OLSEN: Sure. So it's his call whether to do so. And it's quite - it appears to be that the two parties are engaging in a discussion about how to do that. I think that's in both parties' interest actually, the prosecutors and Trump, to see if there's a way to avoid a subpoena because, of course, if it came head-to-head, I think the prosecution team has the legal authority to issue a subpoena, but that would entail litigation. So the Mueller team wants to avoid that if they can. So they're willing to negotiate, I think, with the president and his team about how to do this.

MARTIN: The Times also reporting that his lawyers won't allow in-person follow-up questions. As a former prosecutor, how do you actually get any answers if you cannot follow up in person?
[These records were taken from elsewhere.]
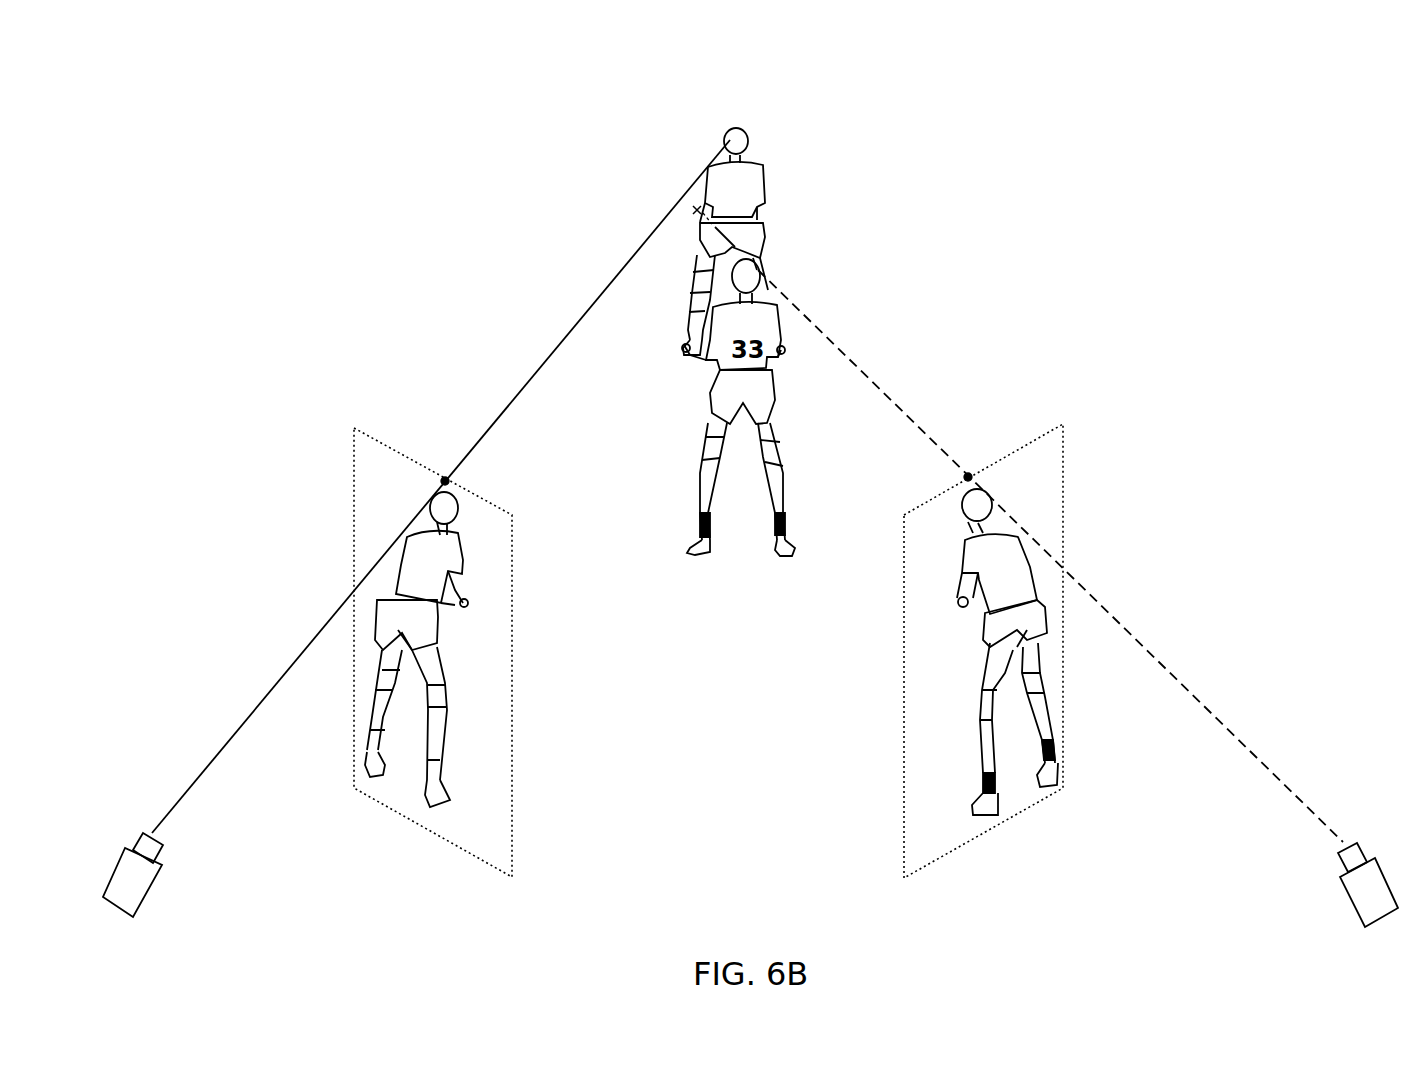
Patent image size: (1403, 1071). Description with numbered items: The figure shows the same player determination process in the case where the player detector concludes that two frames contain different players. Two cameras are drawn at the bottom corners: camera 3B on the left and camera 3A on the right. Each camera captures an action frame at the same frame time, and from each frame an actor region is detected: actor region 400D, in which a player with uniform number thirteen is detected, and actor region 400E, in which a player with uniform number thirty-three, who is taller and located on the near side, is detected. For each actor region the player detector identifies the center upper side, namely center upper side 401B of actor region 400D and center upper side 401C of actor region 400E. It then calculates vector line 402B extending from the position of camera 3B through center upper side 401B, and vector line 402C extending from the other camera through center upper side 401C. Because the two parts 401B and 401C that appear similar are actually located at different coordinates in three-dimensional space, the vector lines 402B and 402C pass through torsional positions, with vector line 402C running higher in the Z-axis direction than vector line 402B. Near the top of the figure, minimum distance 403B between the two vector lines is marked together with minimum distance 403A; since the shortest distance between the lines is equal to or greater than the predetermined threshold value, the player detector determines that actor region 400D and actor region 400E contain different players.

The camera 3A is at (1350, 900).
The camera 3B is at (152, 895).
The actor region 400D is at (415, 823).
The actor region 400E is at (990, 830).
The center upper side 401B is at (444, 478).
The center upper side 401C is at (969, 474).
The vector line 402B is at (520, 386).
The vector line 402C is at (868, 378).
The minimum distance 403A is at (737, 128).
The minimum distance 403B is at (684, 203).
OLSEN: Yeah. I can't imagine that, in the end, that there will be an agreement not to ask follow-up questions. There may be some accommodation to give areas of inquiry in advance so that the president and his team know where the questioning will go. But the sort of whole point of an interview is the opportunity to engage in that back-and-forth. And that's really where both the Mueller team has something to gain, but the president has significant legal jeopardy if he says something that's false.

MARTIN: Do you see an overall legal strategy emerging by the president's team?

OLSEN: You know, the early strategy, if you recall, was cooperate, we have nothing to hide. That's totally changed now that Trump and his team have gone after Mueller personally. They changed their strategy from no collusion to - well, if there was collusion, it's not a crime. I see the strategy becoming increasingly defensive. But really, what it looks like to me is not a legal strategy but a public relations or political strategy, one that actually, I think, could backfire.

MARTIN: Matt Olsen, former U.S. attorney - he worked for Robert Mueller. Thanks so much.